Where Is God in This Pandemic?
Several people have asked me “Where is God in this pandemic?” One person rather pointedly put me on the spot and said “You’re a theologian; you ought to know.” I understand that. If anyone ought to know, I ought to know.
But, of course, that question and statement could mean two different things. One is where is God in this particular disaster, this particular pandemic, out of all disasters and epidemics? The other is where is God in such disasters and horrors and calamities in general?
But I want to put the two question back together because this pandemic is just one of a very long series of natural disasters throughout human history. We need to keep in mind that these kinds of things have happened often before.
So a question I have for people who ask me where God is in this pandemic is whether they think this calamity is different in some way from all those that have gone before.
*Sidebar: The opinions expressed here are my own (or those of the guest writer); I do not speak for any other person, group or organization; nor do I imply that the opinions expressed here reflect those of any other person, group or organization unless I say so specifically. Before commenting read the entire post and the “Note to commenters” at its end.*
One reason people are asking me this question (or these questions because it could be two distinct questions hidden in one) is because, as usual, some Christian preachers are suggesting, if not outrightly saying, that this calamity, this pandemic, in particular, is God’s judgment on humanity for something—abortion or gay marriage or whatever.
I don’t know how any preacher would know that. Perhaps one or many believe all calamities are God’s judgment on people for some sin and these sins seem obvious (to them) candidates.
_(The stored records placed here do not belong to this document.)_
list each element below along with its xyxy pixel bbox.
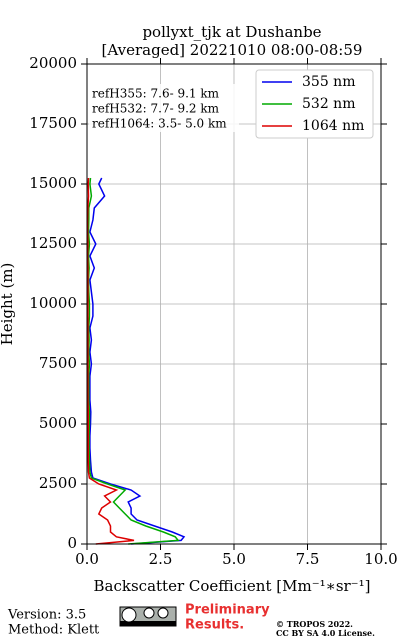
preliminary: Preliminary <box>185 603 270 618</box>
y-tick-label: 15000 <box>29 174 77 192</box>
legend-label: 1064 nm <box>302 118 364 134</box>
y-tick-label: 12500 <box>29 234 77 252</box>
profile-line <box>89 177 186 545</box>
x-tick-label: 2.5 <box>149 550 173 568</box>
x-tick-label: 0.0 <box>75 550 99 568</box>
method: Method: Klett <box>8 623 100 638</box>
license: CC BY SA 4.0 License. <box>276 628 375 638</box>
annotation-box <box>89 84 239 132</box>
y-axis-label: Height (m) <box>0 263 16 346</box>
y-tick-label: 17500 <box>29 114 77 132</box>
y-tick-label: 20000 <box>29 54 77 72</box>
chart-subtitle: [Averaged] 20221010 08:00-08:59 <box>102 41 363 59</box>
axes-frame <box>86 63 382 545</box>
legend-label: 355 nm <box>302 74 355 90</box>
y-tick-label: 0 <box>67 534 77 552</box>
y-tick-label: 2500 <box>39 474 77 492</box>
preliminary: Results. <box>185 618 244 633</box>
annotation: refH532: 7.7- 9.2 km <box>92 102 220 116</box>
annotation: refH1064: 3.5- 5.0 km <box>92 117 227 131</box>
x-tick-label: 7.5 <box>296 550 320 568</box>
version: Version: 3.5 <box>7 608 86 623</box>
legend-label: 532 nm <box>302 96 355 112</box>
legend-box <box>255 69 374 139</box>
cc-logo <box>119 606 177 627</box>
x-tick-label: 10.0 <box>364 550 397 568</box>
y-tick-label: 10000 <box>29 294 77 312</box>
chart-title: pollyxt_tjk at Dushanbe <box>142 23 321 41</box>
annotation: refH355: 7.6- 9.1 km <box>92 87 220 101</box>
profile-line <box>86 177 135 545</box>
copyright: © TROPOS 2022. <box>276 619 353 629</box>
y-tick-label: 7500 <box>39 354 77 372</box>
x-axis-label: Backscatter Coefficient [Mm⁻¹∗sr⁻¹] <box>94 577 371 595</box>
profile-line <box>87 177 180 545</box>
y-tick-label: 5000 <box>39 414 77 432</box>
x-tick-label: 5.0 <box>222 550 246 568</box>
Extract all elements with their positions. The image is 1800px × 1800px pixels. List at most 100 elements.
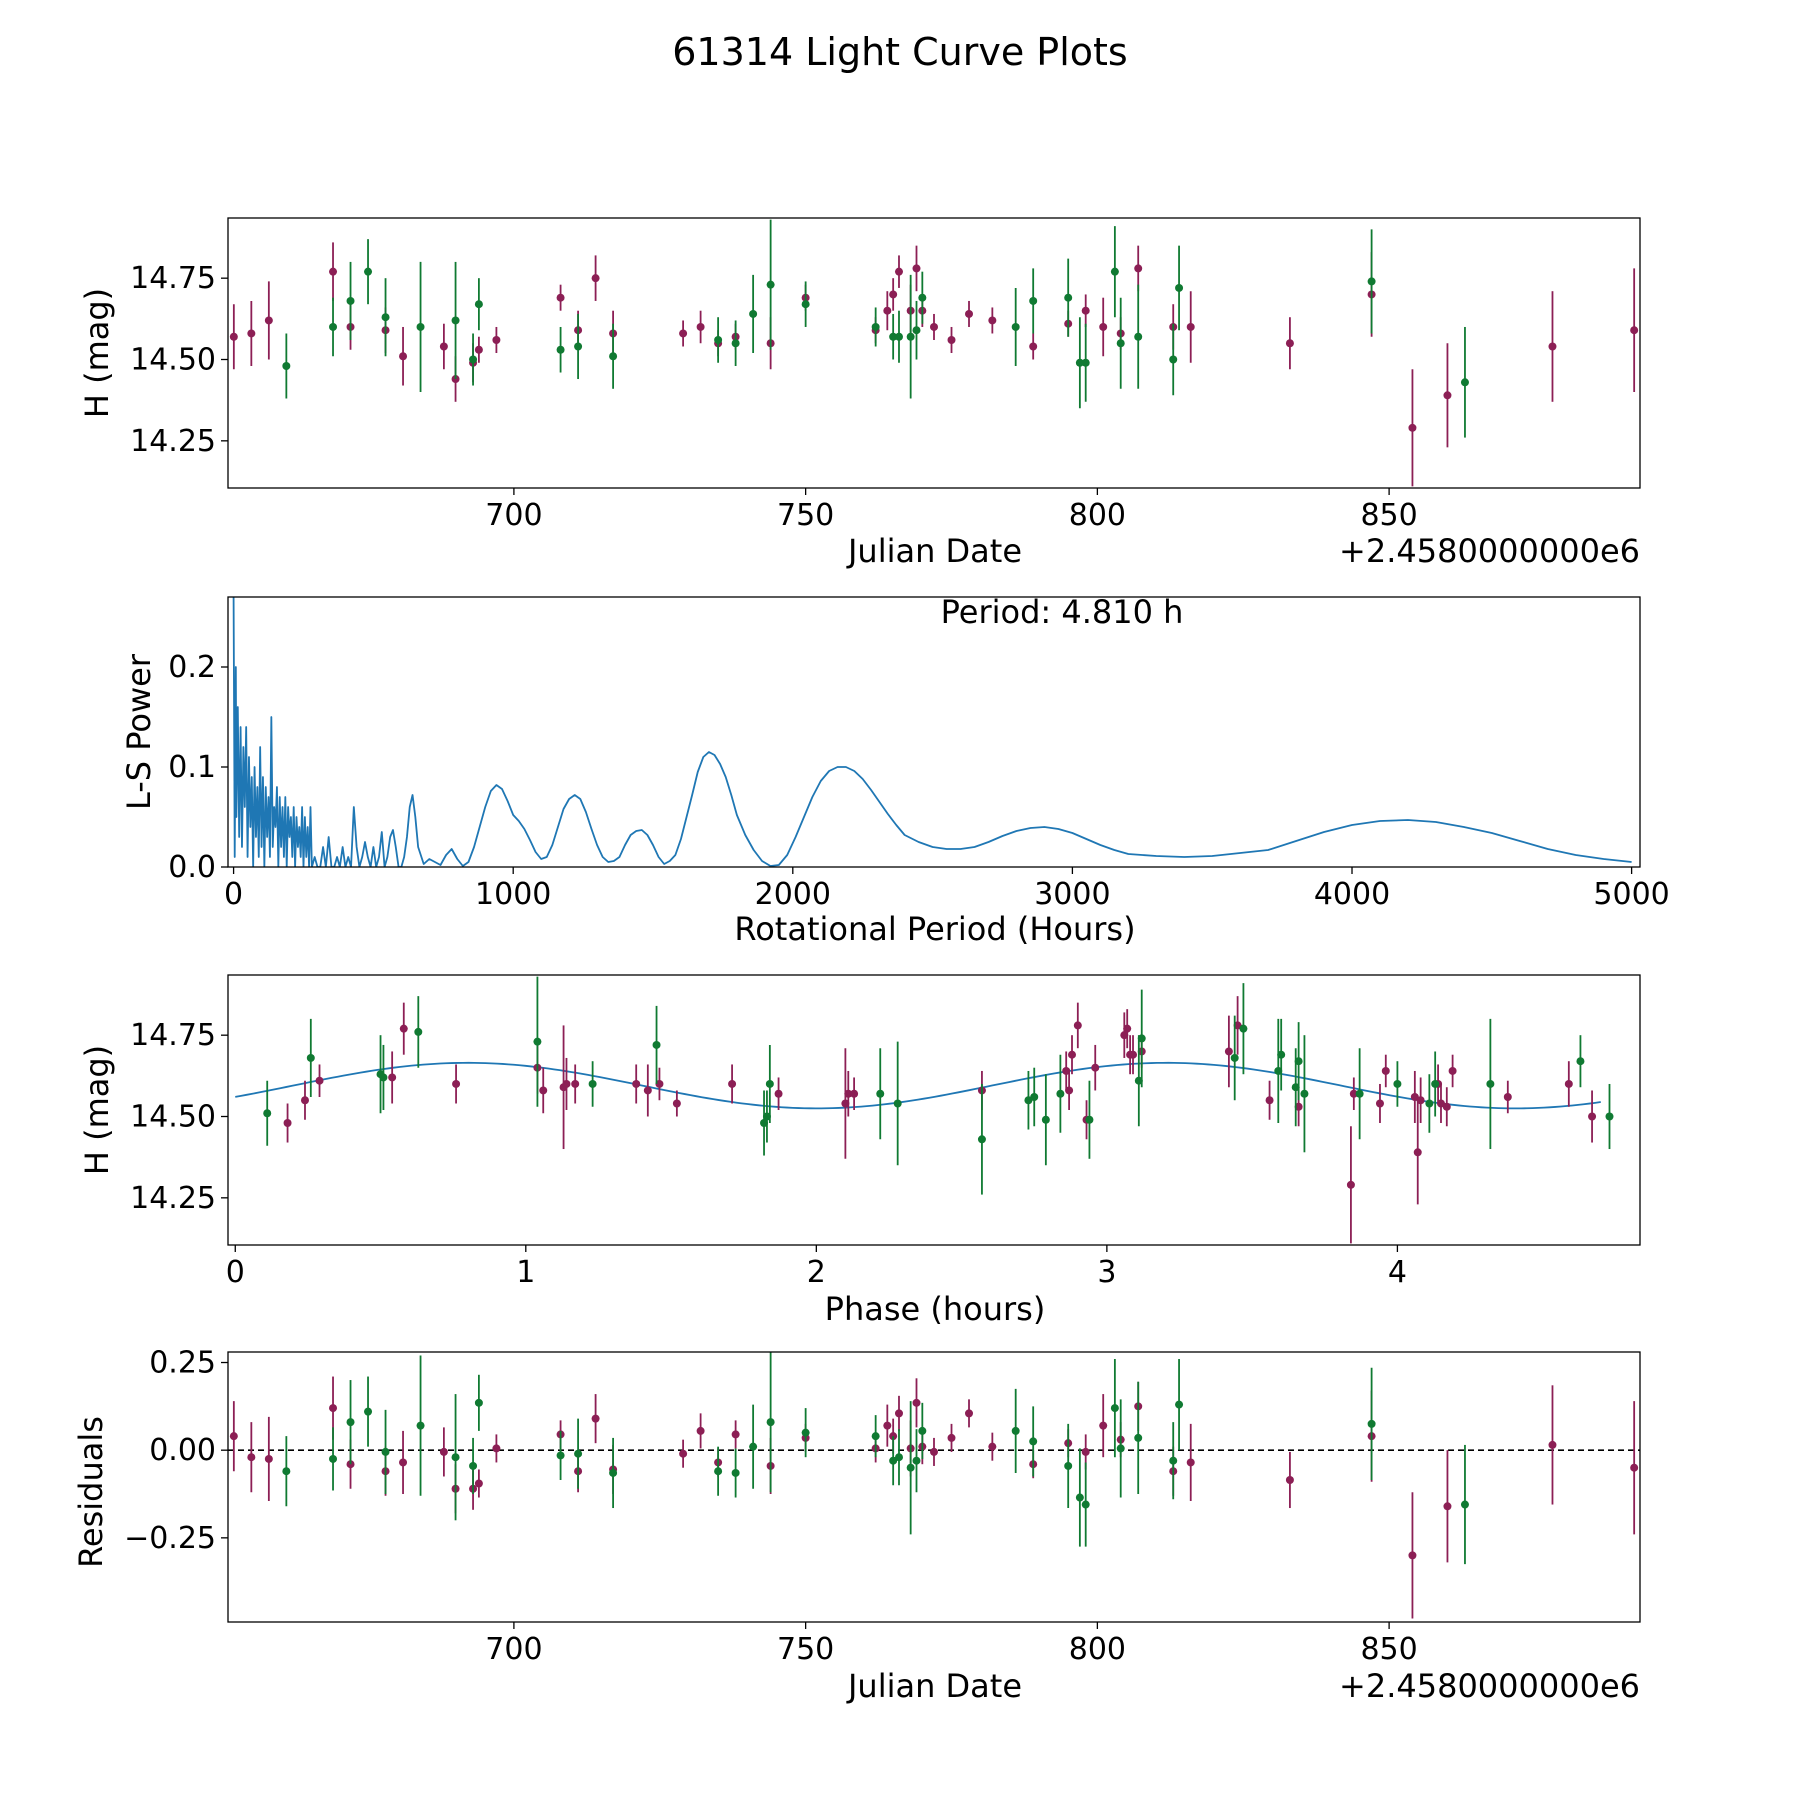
phased-xlabel: Phase (hours) bbox=[825, 1290, 1046, 1328]
phased-data-point bbox=[760, 1119, 769, 1128]
residuals-data-point bbox=[1134, 1433, 1143, 1442]
phased-data-point bbox=[1233, 1021, 1242, 1030]
residuals-data-point bbox=[988, 1442, 997, 1451]
phased-data-point bbox=[632, 1079, 641, 1088]
residuals-data-point bbox=[871, 1432, 880, 1441]
residuals-data-point bbox=[399, 1458, 408, 1467]
phased-plot-area: 0 1 2 3 4 14.25 14.50 14.75 bbox=[130, 976, 1614, 1290]
phased-fit-curve bbox=[235, 1061, 1601, 1110]
phased-data-point bbox=[1239, 1024, 1248, 1033]
residuals-data-point bbox=[889, 1456, 898, 1465]
periodogram-xtick-label: 3000 bbox=[1034, 877, 1110, 912]
lightcurve-data-point bbox=[329, 322, 338, 331]
lightcurve-data-point bbox=[346, 296, 355, 305]
residuals-frame bbox=[227, 1351, 1641, 1623]
lightcurve-data-point bbox=[947, 335, 956, 344]
phased-data-point bbox=[1056, 1089, 1065, 1098]
residuals-ytick-label: 0.00 bbox=[149, 1433, 216, 1468]
residuals-data-point bbox=[364, 1407, 373, 1416]
lightcurve-data-point bbox=[1081, 358, 1090, 367]
residuals-data-point bbox=[696, 1426, 705, 1435]
figure-title: 61314 Light Curve Plots bbox=[672, 30, 1127, 74]
phased-data-point bbox=[1085, 1115, 1094, 1124]
phased-data-point bbox=[841, 1099, 850, 1108]
lightcurve-data-point bbox=[364, 267, 373, 276]
residuals-xtick-label: 800 bbox=[1069, 1632, 1126, 1667]
phased-data-point bbox=[399, 1024, 408, 1033]
phased-data-point bbox=[1030, 1092, 1039, 1101]
residuals-data-point bbox=[282, 1467, 291, 1476]
residuals-data-point bbox=[474, 1398, 483, 1407]
lightcurve-data-point bbox=[918, 293, 927, 302]
phased-axes: 0 1 2 3 4 14.25 14.50 14.75 bbox=[130, 1018, 1407, 1290]
lightcurve-xtick-label: 850 bbox=[1360, 498, 1417, 533]
phased-data-point bbox=[539, 1086, 548, 1095]
phased-data-point bbox=[1503, 1092, 1512, 1101]
residuals-data-point bbox=[469, 1461, 478, 1470]
phased-data-point bbox=[1123, 1024, 1132, 1033]
phased-data-point bbox=[1442, 1102, 1451, 1111]
phased-data-point bbox=[1291, 1083, 1300, 1092]
residuals-data-point bbox=[1099, 1421, 1108, 1430]
residuals-panel: 700 750 800 850 −0.25 0.00 0.25 Julian Date +2… bbox=[72, 1346, 1641, 1705]
lightcurve-data-point bbox=[894, 267, 903, 276]
lightcurve-data-point bbox=[329, 267, 338, 276]
phased-data-point bbox=[1300, 1089, 1309, 1098]
phased-data-point bbox=[379, 1073, 388, 1082]
lightcurve-data-point bbox=[609, 352, 618, 361]
lightcurve-xtick-label: 750 bbox=[777, 498, 834, 533]
residuals-data-point bbox=[883, 1421, 892, 1430]
residuals-data-point bbox=[1443, 1502, 1452, 1511]
residuals-data-point bbox=[247, 1453, 256, 1462]
phased-data-point bbox=[1375, 1099, 1384, 1108]
phased-data-point bbox=[1274, 1066, 1283, 1075]
lightcurve-data-point bbox=[1186, 322, 1195, 331]
phased-data-point bbox=[1294, 1102, 1303, 1111]
residuals-data-point bbox=[1460, 1500, 1469, 1509]
phased-data-point bbox=[1431, 1079, 1440, 1088]
phased-data-point bbox=[1436, 1099, 1445, 1108]
residuals-data-point bbox=[416, 1421, 425, 1430]
periodogram-plot-area: 0 1000 2000 3000 4000 5000 0.0 0.1 0.2 bbox=[168, 597, 1670, 912]
phased-data-point bbox=[1588, 1112, 1597, 1121]
lightcurve-data-point bbox=[474, 300, 483, 309]
residuals-x-offset: +2.4580000000e6 bbox=[1339, 1667, 1640, 1705]
lightcurve-data-point bbox=[469, 355, 478, 364]
phased-ytick-label: 14.75 bbox=[130, 1018, 216, 1053]
periodogram-xtick-label: 4000 bbox=[1314, 877, 1390, 912]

Or perhaps he/she/they think God has given them a special revelation about what is happening now and its reason.
I’m skeptical about all such claims; who can know the mind of the Lord?
All I can do is share with you how I tend to regard all calamities that affect many people, especially ones that result in deaths of many people across a broad range of people in a nation or tribe or around the world.
I think we live in a fallen, broken world.
I’m not a big fan of using popular culture to illustrate theological truths, but here I go anyway.
Recently I watched a re-run of the now defunct television dramedy “Monk.” The signature song “It’s a Jungle out There” expresses in intentionally humorous language and voice and tune the eponymous character’s belief that this world is a dangerous one.
Neither the song nor the show gives any hint as to why this world is a “jungle” that “just might kill you,” but I can pick up on the idea and say that, biblically and theologically, it’s partly right. In Romans 8 the Apostle Paul teaches that this world in which we live is now in “bondage to decay” and that someday it will be liberated from that condition. In meantime our present sufferings are nothing compared with the glory that will be revealed to or in us in the future when God acts with that liberating power to transform this world.Personally, I do not believe that pandemics are directly God’s judgment, but with my theological mentor Wolfhart Pannenberg I do believe that they, together with all calamities, point to God’s absence. I don’t mean (and he didn’t mean) that God has literally “gone away,” but that we humans, created in God’s own image and likeness, have shut God out of our world. Our hope (confident expectation) is that someday God will break down that door we have closed against God by our sinful rebellion, our collective decision to “go our own way,” and remake this world. But that is not yet. There are signs of God’s future victory in Jesus Christ and the outpouring of the Holy Spirit, in miracles of healing and in acts of deliverance of all kinds, but the whole of that victory is yet to come.
Calamities like this one, like all of the many that have happened in human history, drive us Christians to our knees in collective repentance on behalf of all people—beseeching God for forgiveness and intervention.
Calamities like this one, like all of the many that have happened in human history, point Christians to the future with cries of “Maranatha! Come Lord Jesus!”
I the meantime we Christians act for the deliverance of those who are suffering and believe that God’s presence is manifest here and now to the extent that we intervene on God’s behalf for the good of those who suffer.
I could be wrong, but I don’t think so.